Au loin, sur le chemin boueux, mes yeux myopes distinguèrent un groupe de pèlerins qui tanguaient, ils passèrent à mes côtés sans répondre à mon « Bonjour ». Qu’importe, je me sentais déjà  étrangère…  

La route défilait et ces images resurgissaient. Ce lien ténu me permettait de combler un vide vertigineux. Il était tapi là, au fond de mes tripes. Dans quelques heures, je serai à Vichy.

  Je venais de tout quitter. Mes enfants, mon ex, ma ville de Beauvais, ma Picardie natale. Je roulais vers une vie nouvelle, vers l’homme que j’aimais. Un immense sentiment de liberté m’habitait à mesure que la distance s’amenuisait. Se pourrait-il qu’enfin le bonheur soit là, pour moi aussi ?

Cette même luminosité qui me pesait tant, je ne la subissais plus. Je portais la lumière en moi. Chaude et vibrante énergie d’un feu intérieur, c’était si bon.

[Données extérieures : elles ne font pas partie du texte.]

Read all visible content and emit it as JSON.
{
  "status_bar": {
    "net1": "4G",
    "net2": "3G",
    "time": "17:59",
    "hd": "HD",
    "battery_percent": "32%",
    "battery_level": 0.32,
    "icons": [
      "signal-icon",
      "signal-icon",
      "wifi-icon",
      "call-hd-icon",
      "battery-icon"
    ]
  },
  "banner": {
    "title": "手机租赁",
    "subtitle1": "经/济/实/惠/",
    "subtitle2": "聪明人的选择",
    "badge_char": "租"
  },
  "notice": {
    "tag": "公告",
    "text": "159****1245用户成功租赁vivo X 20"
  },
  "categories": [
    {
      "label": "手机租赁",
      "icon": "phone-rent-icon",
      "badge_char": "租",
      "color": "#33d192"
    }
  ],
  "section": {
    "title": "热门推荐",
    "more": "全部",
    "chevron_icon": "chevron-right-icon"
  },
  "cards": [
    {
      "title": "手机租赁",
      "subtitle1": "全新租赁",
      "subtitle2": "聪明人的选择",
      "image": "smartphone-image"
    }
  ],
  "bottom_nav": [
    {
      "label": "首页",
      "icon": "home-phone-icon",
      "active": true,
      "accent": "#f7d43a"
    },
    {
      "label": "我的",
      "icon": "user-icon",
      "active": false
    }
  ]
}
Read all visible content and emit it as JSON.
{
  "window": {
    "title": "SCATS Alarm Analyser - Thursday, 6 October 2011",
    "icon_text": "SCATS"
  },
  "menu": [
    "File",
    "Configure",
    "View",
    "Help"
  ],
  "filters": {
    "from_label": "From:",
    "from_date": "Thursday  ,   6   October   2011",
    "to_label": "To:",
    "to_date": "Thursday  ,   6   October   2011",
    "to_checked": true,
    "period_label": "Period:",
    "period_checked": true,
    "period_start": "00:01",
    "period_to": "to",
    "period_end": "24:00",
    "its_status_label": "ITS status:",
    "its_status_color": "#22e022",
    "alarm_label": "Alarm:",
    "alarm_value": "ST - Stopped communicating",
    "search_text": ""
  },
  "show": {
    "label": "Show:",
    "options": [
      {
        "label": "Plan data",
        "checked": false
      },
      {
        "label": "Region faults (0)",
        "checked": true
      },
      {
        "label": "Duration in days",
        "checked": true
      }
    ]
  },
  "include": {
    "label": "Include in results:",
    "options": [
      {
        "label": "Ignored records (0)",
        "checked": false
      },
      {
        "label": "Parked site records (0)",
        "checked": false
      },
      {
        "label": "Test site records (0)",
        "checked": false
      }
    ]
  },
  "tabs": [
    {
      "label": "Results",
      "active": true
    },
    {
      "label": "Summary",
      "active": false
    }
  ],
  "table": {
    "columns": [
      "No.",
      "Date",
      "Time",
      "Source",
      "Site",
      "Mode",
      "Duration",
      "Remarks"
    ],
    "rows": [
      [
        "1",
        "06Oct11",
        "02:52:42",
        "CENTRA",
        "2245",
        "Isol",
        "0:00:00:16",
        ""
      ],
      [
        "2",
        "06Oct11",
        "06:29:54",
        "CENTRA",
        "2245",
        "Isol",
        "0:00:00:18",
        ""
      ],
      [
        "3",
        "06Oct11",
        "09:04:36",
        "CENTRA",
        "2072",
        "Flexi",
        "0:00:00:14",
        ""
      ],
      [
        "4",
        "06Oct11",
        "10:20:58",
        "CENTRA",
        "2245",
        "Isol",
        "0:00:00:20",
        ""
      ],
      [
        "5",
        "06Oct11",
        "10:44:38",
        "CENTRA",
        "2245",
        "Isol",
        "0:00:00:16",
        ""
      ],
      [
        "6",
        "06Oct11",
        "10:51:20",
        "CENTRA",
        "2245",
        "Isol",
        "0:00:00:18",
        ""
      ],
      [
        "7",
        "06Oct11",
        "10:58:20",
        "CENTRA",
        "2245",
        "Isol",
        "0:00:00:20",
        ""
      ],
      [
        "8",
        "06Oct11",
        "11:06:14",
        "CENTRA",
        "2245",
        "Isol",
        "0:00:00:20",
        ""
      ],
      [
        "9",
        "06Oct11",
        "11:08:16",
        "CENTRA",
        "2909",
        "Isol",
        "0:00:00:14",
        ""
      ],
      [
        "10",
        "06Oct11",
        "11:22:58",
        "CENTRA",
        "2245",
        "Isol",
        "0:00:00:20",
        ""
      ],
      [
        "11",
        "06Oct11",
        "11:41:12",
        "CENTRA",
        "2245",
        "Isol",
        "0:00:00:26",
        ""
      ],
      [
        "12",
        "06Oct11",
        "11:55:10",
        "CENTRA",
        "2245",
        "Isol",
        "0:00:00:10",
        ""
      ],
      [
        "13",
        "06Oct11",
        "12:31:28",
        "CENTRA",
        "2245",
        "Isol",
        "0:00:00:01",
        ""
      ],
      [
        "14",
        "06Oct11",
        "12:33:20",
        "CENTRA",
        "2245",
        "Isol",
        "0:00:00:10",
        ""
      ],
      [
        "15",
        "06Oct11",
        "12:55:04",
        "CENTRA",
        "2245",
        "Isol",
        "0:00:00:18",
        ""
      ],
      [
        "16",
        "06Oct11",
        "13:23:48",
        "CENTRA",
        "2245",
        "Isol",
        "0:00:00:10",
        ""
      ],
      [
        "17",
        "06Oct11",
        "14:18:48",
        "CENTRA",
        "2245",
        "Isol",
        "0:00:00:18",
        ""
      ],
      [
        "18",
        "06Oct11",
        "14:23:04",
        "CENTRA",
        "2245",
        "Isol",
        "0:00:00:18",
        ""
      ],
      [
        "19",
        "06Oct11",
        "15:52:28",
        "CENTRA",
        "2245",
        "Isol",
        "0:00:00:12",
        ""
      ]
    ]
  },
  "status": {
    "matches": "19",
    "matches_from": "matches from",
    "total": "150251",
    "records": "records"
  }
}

  Ce moment-là, je l’attendais depuis plus d’une année, en fait, depuis bien plus longtemps que cela. C’était comme sortir d’une tombe, d’un couloir sans fenêtres. Depuis près de vingt ans, j’y vivais aveugle et sourde aux cris de l’intérieur, avec l’incroyable perception que tout avait débuté hier. Quel besoin indétectable m’avait poussée à  plonger dans un tel oubli. J’y avais supporté dignement les violences de mon mari asiatique. Les coups pleuvaient lorsqu’il buvait, ce qui avait débuté à peine deux ans après notre mariage. Période à partir de laquelle l’élégance de l’amour avait disparu. Sans doute était-il brisé dans sa chair depuis son départ du Cambodge. Moi, sa femme, je servais d’exutoire,  bouc émissaire des souffrances de tout un peuple. Soumise et silencieuse victime, mon éducation ne permettait pas d’en comprendre les raisons, celles de mon abdication. Copié-collé d’images familiales sans doute.

  Mais maintenant tout était fini. Fini ! Vous comprenez n’est-ce pas ?

  Il m’attendait. Le nouveau visage de ma vie se dessinait sous les traits de cet homme-là, Michel. Je devais arriver sous peu en voiture, accompagnée par le camion de déménagement. Il fallait tout d’abord que j’installe ma maison. Celle qui me permettrait de recevoir mes quatre enfants, pendant les vacances. Tout était organisé à merveille. Je remplissais chaque seconde avec une telle d’avidité. Que faire d’autre sinon que de rattraper tout ce temps perdu ? Ni les cartons, ni le camion rempli des restes de mon ancienne vie, ni les trois jours qui me séparaient encore de lui n’occasionnaient une gêne quelconque. L’infini s’offrait à moi, sourire aux lèvres, butinant de toutes parts sans que rien ni personne ne m’atteigne.

Il m’avait dit :

« Installe-toi tranquillement et viens me retrouver chez moi dans trois jours ».

  Comme dans un rêve, assommée par tant d’amour, j’avais bêtement répondu :

« Oui ».

  Trois jours, trois heures, trois secondes, trois ans… Ma pendule battait la chamade. Plongée dans les cartons, les meubles, la vaisselle, que sais-je encore, je ne connaissais plus la fatigue et mes nuits étaient si courtes que j’en ignorais presque la faim. Tellement heureuse et pressée de tout installer pour le rejoindre. Elle était belle et grande ma maison, avec un jardin rempli de grève qui recouvrait les allées bordées de buis. Les pelouses dessinaient des courbes régulières encadrées de blanc. Les arbres qui jouxtaient la maison seraient parfaits dès les beaux jours. Ils épanouiraient leur feuillage capiteux afin de protéger notre amour des regards indiscrets.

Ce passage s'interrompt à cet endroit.